Apart from being more user friendly than the generic "object", this also ensures that the values in that column are all actual geometry objects (or the missing value indicator).
The underlying array values of a GeoSeries
is now the custom GeometryArray
(the array-like implemented in GeoPandas that follows the pandas ExtensionArray interface):
gdf.geometry.values
type(gdf.geometry.values)
While before, this would have been a numpy array. You can still get this by explicitly converting to a numpy array:
np.asarray(gdf.geometry)
Note that this is not a "native" geometry data type. It still stores the Shapely objects in a object-dtype numpy array under the hood, but now wrapped in the GeometryArray
to better integrate in pandas. Or, at least, for now. The current release does not contain much fancy new features. It mainly tries to give the existing GeoPandas experience, based on this new interface with pandas under the hood. But, it will allow more exciting changes in the near future! See below on future performance improvements.

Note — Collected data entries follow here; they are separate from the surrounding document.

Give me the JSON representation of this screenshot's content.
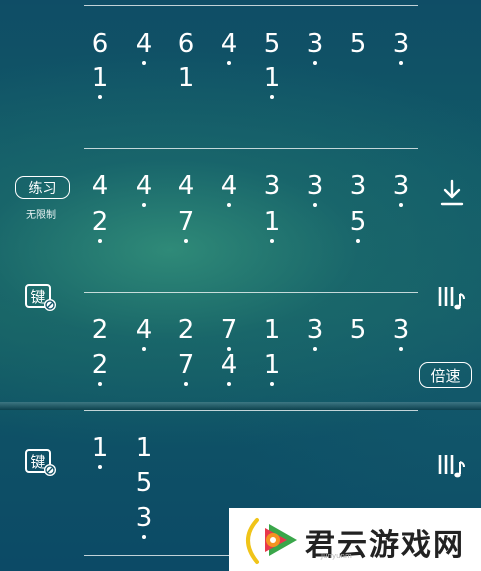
{
  "toolbar": {
    "practice_label": "练习",
    "no_limit_label": "无限制",
    "speed_label": "倍速",
    "download_icon": "download-icon",
    "keyboard_icon": "keyboard-icon",
    "score_icon": "score-music-icon"
  },
  "score": {
    "block1": {
      "treble": [
        "6",
        "4",
        "6",
        "4",
        "5",
        "3",
        "5",
        "3"
      ],
      "bass": [
        "1",
        "1",
        "1"
      ]
    },
    "block2": {
      "treble": [
        "4",
        "4",
        "4",
        "4",
        "3",
        "3",
        "3",
        "3"
      ],
      "bass": [
        "2",
        "7",
        "1",
        "5"
      ]
    },
    "block3": {
      "treble": [
        "2",
        "4",
        "2",
        "7",
        "1",
        "3",
        "5",
        "3"
      ],
      "bass": [
        "2",
        "7",
        "4",
        "1"
      ]
    },
    "block4": {
      "col1": [
        "1"
      ],
      "col2": [
        "1",
        "5",
        "3"
      ]
    }
  },
  "watermark": {
    "title": "君云游戏网",
    "subtitle": "Junyunm"
  }
}
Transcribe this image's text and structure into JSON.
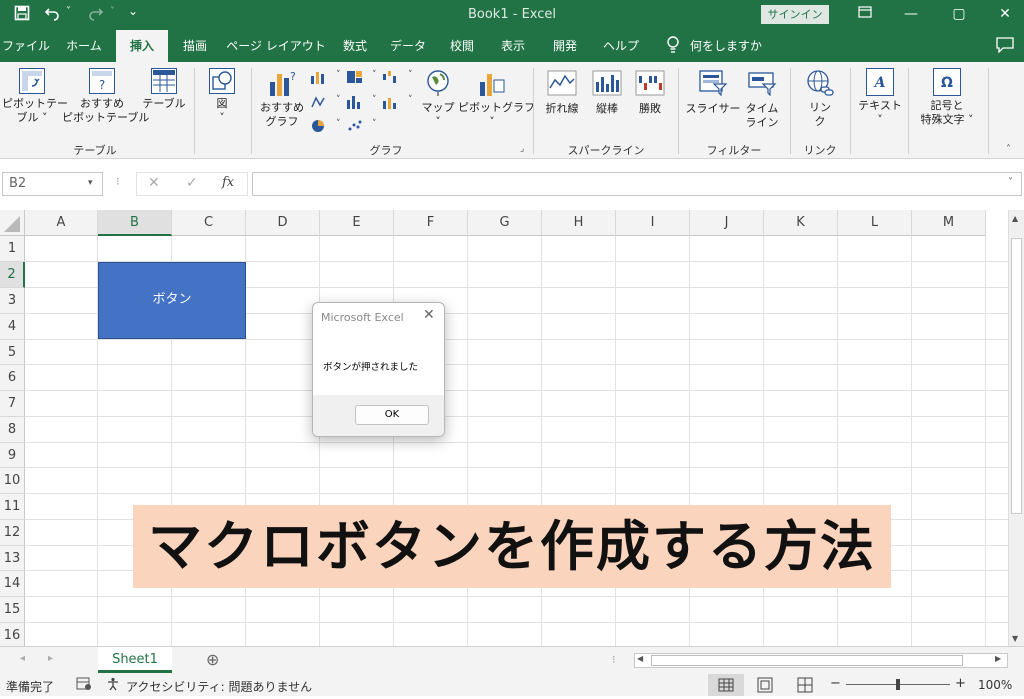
{
  "titlebar": {
    "title": "Book1  -  Excel",
    "signin_label": "サインイン",
    "save_icon": "save-icon",
    "undo_icon": "undo-icon",
    "redo_icon": "redo-icon"
  },
  "tabs": [
    "ファイル",
    "ホーム",
    "挿入",
    "描画",
    "ページ レイアウト",
    "数式",
    "データ",
    "校閲",
    "表示",
    "開発",
    "ヘルプ",
    "何をしますか"
  ],
  "active_tab": "挿入",
  "ribbon": {
    "table_group": {
      "label": "テーブル",
      "pivot_label": "ピボットテー\nブル ˅",
      "pivot_l1": "ピボットテー",
      "pivot_l2": "ブル ˅",
      "rec_pivot_l1": "おすすめ",
      "rec_pivot_l2": "ピボットテーブル",
      "table_label": "テーブル"
    },
    "illust_group": {
      "figure_label": "図",
      "chev": "˅"
    },
    "chart_group": {
      "label": "グラフ",
      "rec_chart_l1": "おすすめ",
      "rec_chart_l2": "グラフ",
      "map_label": "マップ",
      "pivot_chart_label": "ピボットグラフ"
    },
    "spark_group": {
      "label": "スパークライン",
      "line_label": "折れ線",
      "column_label": "縦棒",
      "winloss_label": "勝敗"
    },
    "filter_group": {
      "label": "フィルター",
      "slicer_label": "スライサー",
      "timeline_l1": "タイム",
      "timeline_l2": "ライン"
    },
    "link_group": {
      "label": "リンク",
      "link_l1": "リン",
      "link_l2": "ク"
    },
    "text_group": {
      "label": "テキスト"
    },
    "symbol_group": {
      "l1": "記号と",
      "l2": "特殊文字 ˅"
    }
  },
  "formula_bar": {
    "name_box": "B2",
    "cancel": "✕",
    "enter": "✓",
    "fx": "fx",
    "formula": ""
  },
  "columns": [
    "A",
    "B",
    "C",
    "D",
    "E",
    "F",
    "G",
    "H",
    "I",
    "J",
    "K",
    "L",
    "M"
  ],
  "rows": [
    "1",
    "2",
    "3",
    "4",
    "5",
    "6",
    "7",
    "8",
    "9",
    "10",
    "11",
    "12",
    "13",
    "14",
    "15",
    "16"
  ],
  "shape_button": {
    "label": "ボタン"
  },
  "dialog": {
    "title": "Microsoft Excel",
    "message": "ボタンが押されました",
    "ok_label": "OK"
  },
  "banner": {
    "text": "マクロボタンを作成する方法"
  },
  "sheets": {
    "active": "Sheet1",
    "add_icon": "⊕"
  },
  "status": {
    "ready": "準備完了",
    "accessibility": "アクセシビリティ: 問題ありません",
    "zoom": "100%"
  },
  "colors": {
    "excel_green": "#217346",
    "shape_fill": "#4472c4",
    "banner_fill": "#fbd4bd"
  }
}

Missing geometries versus empty geometries¶
Not exactly related to the ExtensionArray refactor, but at the same time we tried to make the missing data handling more consistent within GeoPandas.
Historically, missing ("NA") values in a GeoSeries could be represented by empty geometric objects, in addition to standard representations such as None
and np.nan
. At least, this was the case in GeoSeries.isna()
or when GeoSeries got aligned in geospatial operations. But, other methods like dropna
and fillna
did not follow this approach and did not consider empty geometries as missing.
In the upcoming 0.6.0 release, we have changed this behaviour to be more in line in pandas and to be consistent within GeoPandas: only actual missing values are considered missing:
from shapely.geometry import Polygon
s = geopandas.GeoSeries([Polygon([(0, 0), (1, 1), (0, 1)]), None, Polygon([])])
s
The GeoSeries.isna()
method now only returns True
for the missing value (the second element):
s.isna()
If you want to know which values are empty geometries, you can use the existing GeoSeries.is_empty
:
s.is_empty
Or a combination of both to get the previous behaviour of GeoSeries.isna()
to detect both missing or empty geometries:
s.is_empty | s.isna()
Please test!¶
On the surface, this doesn't change much. Your code using GeoPandas should still work as you have been using it before. But under the hood quite some changes were made. Such a refactor can always come with some unintended side effects. So this is a call for trying out this new version in your applications!
You can update your GeoPandas install to the release candidate with:
conda install --channel conda-forge/label/rc geopandas=0.6.0rc1
# or with pip:
pip install --pre geopandas==0.6.0rc1
If you encounter any issues, please report them at https://github.com/geopandas/geopandas/issues
Upcoming performance improvements¶
With this initial 0.6.0 release using the pandas ExtensionArray interface, we didn't change much functionality of GeoPandas, yet. But it will allow us to focus for the next release on important performance improvements. I already blogged about that quite some time ago, but now that the 0.6.0 refactor is done, we can now finally work towards landing this in the near future in GeoPandas itself!